The report also shows a decline in the number of programmes attracting a mass audience. The number of programmes with more than four million TV viewers has halved over the past eight years. The report puts much of this down to fewer people watching the main early and late evening TV news bulletins, as well as a steady decline in viewing figures for the three most popular soaps: Coronation Street, EastEnders and Emmerdale.

Despite this, BBC One (20%) and ITV1 (13%) are still the top two first destinations for viewers when they turn on their TV, with Netflix coming in third (6%).

Public perception of the public service broadcast channels remains positive, with seven in ten viewers (69%) saying they were satisfied with them overall. Viewers also recognised the contribution of these channels in delivering ‘broadcast events that bring the nation together for a shared viewing experience’ – with sentiment increasing from 61% in 2021 to 65% in 2022. PSBs’ programmes in this area dominated the list of most-watched programmes in 2022, with England’s quarter-final in the FIFA World Cup (16.1m viewers), HM Queen Elizabeth II’s state funeral (13.2m viewers), and the Platinum Jubilee (13.2m viewers) holding the top spots.
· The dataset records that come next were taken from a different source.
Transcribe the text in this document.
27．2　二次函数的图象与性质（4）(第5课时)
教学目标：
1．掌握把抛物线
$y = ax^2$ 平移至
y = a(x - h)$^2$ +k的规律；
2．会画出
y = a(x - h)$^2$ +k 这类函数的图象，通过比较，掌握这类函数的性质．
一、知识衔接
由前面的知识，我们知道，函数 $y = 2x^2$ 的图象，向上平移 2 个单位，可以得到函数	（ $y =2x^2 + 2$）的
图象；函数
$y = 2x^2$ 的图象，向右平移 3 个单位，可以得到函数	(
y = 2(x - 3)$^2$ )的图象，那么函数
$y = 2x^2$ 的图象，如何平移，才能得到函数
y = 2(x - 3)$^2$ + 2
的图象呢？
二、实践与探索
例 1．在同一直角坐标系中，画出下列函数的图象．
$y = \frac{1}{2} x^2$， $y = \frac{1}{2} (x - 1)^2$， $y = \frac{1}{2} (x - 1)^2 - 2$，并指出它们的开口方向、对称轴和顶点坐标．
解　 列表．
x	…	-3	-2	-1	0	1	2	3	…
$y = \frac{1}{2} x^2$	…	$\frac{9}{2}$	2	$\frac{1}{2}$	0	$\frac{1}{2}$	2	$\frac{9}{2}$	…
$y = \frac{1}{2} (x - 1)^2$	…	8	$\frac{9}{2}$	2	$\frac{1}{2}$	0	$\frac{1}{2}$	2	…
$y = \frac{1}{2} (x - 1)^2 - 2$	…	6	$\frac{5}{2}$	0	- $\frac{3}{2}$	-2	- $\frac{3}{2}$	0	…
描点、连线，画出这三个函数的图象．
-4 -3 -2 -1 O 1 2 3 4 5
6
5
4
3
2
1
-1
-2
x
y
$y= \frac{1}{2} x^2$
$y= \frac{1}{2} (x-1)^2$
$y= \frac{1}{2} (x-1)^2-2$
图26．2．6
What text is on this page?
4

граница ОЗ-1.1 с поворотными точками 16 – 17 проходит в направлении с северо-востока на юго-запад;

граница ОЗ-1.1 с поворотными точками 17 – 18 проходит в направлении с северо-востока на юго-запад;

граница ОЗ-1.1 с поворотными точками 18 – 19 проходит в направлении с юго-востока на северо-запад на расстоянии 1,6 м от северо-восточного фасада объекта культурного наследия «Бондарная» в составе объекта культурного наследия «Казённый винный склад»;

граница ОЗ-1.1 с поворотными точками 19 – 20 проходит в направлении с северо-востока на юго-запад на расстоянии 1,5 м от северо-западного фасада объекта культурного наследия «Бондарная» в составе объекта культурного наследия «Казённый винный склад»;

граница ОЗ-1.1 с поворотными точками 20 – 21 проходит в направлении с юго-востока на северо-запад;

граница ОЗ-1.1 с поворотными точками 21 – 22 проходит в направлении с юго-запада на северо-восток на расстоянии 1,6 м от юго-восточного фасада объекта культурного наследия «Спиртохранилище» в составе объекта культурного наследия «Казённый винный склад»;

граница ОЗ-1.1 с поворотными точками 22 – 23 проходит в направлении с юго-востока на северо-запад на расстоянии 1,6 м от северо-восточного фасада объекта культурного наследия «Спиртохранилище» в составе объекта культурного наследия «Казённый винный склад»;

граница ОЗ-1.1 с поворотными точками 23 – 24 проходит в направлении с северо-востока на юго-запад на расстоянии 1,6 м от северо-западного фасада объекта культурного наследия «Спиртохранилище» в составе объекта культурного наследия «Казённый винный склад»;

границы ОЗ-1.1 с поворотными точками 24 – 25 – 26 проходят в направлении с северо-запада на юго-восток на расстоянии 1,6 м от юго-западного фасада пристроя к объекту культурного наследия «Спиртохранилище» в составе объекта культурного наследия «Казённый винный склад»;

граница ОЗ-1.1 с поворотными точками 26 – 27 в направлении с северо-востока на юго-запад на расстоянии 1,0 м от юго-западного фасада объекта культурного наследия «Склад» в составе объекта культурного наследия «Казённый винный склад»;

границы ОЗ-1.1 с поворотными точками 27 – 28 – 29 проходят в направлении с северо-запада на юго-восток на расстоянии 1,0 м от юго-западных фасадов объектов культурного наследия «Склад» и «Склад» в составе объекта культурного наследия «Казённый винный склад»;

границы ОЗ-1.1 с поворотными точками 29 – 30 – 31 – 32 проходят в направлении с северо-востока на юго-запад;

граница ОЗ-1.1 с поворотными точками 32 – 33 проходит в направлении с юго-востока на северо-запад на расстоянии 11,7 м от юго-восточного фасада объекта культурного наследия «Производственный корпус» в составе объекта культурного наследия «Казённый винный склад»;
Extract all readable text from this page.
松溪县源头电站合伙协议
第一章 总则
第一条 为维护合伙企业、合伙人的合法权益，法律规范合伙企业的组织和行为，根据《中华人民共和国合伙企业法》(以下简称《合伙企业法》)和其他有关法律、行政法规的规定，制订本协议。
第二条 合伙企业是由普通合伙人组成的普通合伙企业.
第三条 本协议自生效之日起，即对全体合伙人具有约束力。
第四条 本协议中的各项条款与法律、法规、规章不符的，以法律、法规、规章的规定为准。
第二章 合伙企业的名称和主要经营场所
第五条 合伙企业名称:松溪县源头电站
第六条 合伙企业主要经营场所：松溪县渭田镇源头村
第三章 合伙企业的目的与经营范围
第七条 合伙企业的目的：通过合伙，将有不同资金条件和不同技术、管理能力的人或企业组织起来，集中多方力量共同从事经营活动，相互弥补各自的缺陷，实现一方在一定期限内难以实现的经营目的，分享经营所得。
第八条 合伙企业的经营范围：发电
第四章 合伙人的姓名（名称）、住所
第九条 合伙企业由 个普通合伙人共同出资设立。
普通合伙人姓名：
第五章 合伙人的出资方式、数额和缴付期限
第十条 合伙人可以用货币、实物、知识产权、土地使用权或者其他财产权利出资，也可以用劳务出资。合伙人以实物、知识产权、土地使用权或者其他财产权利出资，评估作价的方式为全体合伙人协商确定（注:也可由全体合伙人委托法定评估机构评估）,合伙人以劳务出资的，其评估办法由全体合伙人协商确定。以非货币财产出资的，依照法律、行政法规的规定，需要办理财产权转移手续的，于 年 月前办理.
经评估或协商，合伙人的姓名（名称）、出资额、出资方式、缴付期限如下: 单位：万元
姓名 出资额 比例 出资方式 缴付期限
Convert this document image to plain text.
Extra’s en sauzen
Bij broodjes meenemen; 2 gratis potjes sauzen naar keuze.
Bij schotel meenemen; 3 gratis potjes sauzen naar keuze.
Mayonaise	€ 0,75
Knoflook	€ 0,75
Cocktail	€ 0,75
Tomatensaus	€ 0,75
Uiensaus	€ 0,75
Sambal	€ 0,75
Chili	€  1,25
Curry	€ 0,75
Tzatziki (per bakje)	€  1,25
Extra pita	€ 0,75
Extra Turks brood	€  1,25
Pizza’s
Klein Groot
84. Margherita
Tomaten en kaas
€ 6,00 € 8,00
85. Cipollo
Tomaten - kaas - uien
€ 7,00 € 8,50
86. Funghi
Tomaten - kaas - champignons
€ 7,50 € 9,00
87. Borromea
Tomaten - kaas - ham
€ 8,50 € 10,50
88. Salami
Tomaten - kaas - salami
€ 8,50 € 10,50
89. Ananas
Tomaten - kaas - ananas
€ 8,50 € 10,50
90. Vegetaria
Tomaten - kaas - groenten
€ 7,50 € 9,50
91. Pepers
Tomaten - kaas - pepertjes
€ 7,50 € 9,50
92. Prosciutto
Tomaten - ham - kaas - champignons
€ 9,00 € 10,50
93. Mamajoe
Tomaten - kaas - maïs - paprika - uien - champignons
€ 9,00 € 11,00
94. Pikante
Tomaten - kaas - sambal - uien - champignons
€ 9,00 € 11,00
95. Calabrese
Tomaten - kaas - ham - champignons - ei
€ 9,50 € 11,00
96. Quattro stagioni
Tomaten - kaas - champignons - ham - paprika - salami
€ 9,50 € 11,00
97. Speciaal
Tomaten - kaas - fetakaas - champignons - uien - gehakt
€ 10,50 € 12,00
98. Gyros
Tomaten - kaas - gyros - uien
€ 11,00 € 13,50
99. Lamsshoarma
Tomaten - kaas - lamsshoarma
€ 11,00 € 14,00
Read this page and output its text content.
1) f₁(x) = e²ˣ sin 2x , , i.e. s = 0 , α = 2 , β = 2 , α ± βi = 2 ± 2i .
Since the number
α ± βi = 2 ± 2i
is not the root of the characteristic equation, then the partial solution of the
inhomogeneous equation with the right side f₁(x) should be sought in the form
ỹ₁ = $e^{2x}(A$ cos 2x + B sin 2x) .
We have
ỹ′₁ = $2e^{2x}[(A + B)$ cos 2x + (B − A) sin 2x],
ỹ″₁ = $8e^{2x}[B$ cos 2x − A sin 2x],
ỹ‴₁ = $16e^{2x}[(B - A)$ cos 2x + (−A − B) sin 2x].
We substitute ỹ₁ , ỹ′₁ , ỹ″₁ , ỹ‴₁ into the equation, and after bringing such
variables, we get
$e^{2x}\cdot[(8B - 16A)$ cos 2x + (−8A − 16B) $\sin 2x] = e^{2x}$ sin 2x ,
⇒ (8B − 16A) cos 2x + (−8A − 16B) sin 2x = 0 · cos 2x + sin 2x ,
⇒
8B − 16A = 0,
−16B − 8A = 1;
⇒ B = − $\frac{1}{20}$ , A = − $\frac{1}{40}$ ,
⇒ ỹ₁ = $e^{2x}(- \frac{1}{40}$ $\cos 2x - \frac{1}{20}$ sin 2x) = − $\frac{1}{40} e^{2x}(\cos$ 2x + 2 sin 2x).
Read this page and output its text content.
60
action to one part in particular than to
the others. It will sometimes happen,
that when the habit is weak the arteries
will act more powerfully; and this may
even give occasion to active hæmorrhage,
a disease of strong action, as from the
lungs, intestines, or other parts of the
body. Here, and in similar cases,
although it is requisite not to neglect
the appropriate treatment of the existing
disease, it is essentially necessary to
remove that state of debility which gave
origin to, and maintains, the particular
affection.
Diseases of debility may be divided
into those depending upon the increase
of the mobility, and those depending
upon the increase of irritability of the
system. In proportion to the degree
The report also found that take-up of SVoD services stalled in 2022 due to cost-of-living pressure on households and growing competition among SVODs.

Netflix has maintained its position as the largest SVoD provider in the UK, with 59% of households subscribing. Disney+ (25%) added an additional 746,000 households between the first and fourth quarters of 2022, taking its subscription base up to 7.1 million households, but alongside Netflix and Amazon Prime Video, it fell in Q1 2023. Apple TV+ bucked this trend and increased its volume of subscriber homes by two percentage points compared to the same quarter in 2022. With subscriptions to Apple TV+ provided as a free trial with new Apple device purchases, 18% of total Apple TV+ subscriptions were free in Q1 2023 (Q1 2022: 14%), compared with just 2% of Netflix and 3% of Amazon Prime Video subscriptions.

The average number of SVoD subscriptions per UK household taking at least one SVoD service remained stable between Q1 2022 and Q1 2023, at just over two per household.

The report says that the overall household take-up of SVoD services is now appearing to approach a plateau, but revenue growth is still healthy. The SVoD sector generated an estimated £3.3bn in the year, up 21.5% year on year driven by a combination of price rises and overall growth in subscriptions, which increased from 39.7 million in Q4 2021 to 42.2 million in Q4 2022.

Netflix accounted for half of all SVoD revenue in 2022, with the four largest services (Netflix, Amazon Prime Video, Disney+ and NOW) taking a 93% market share.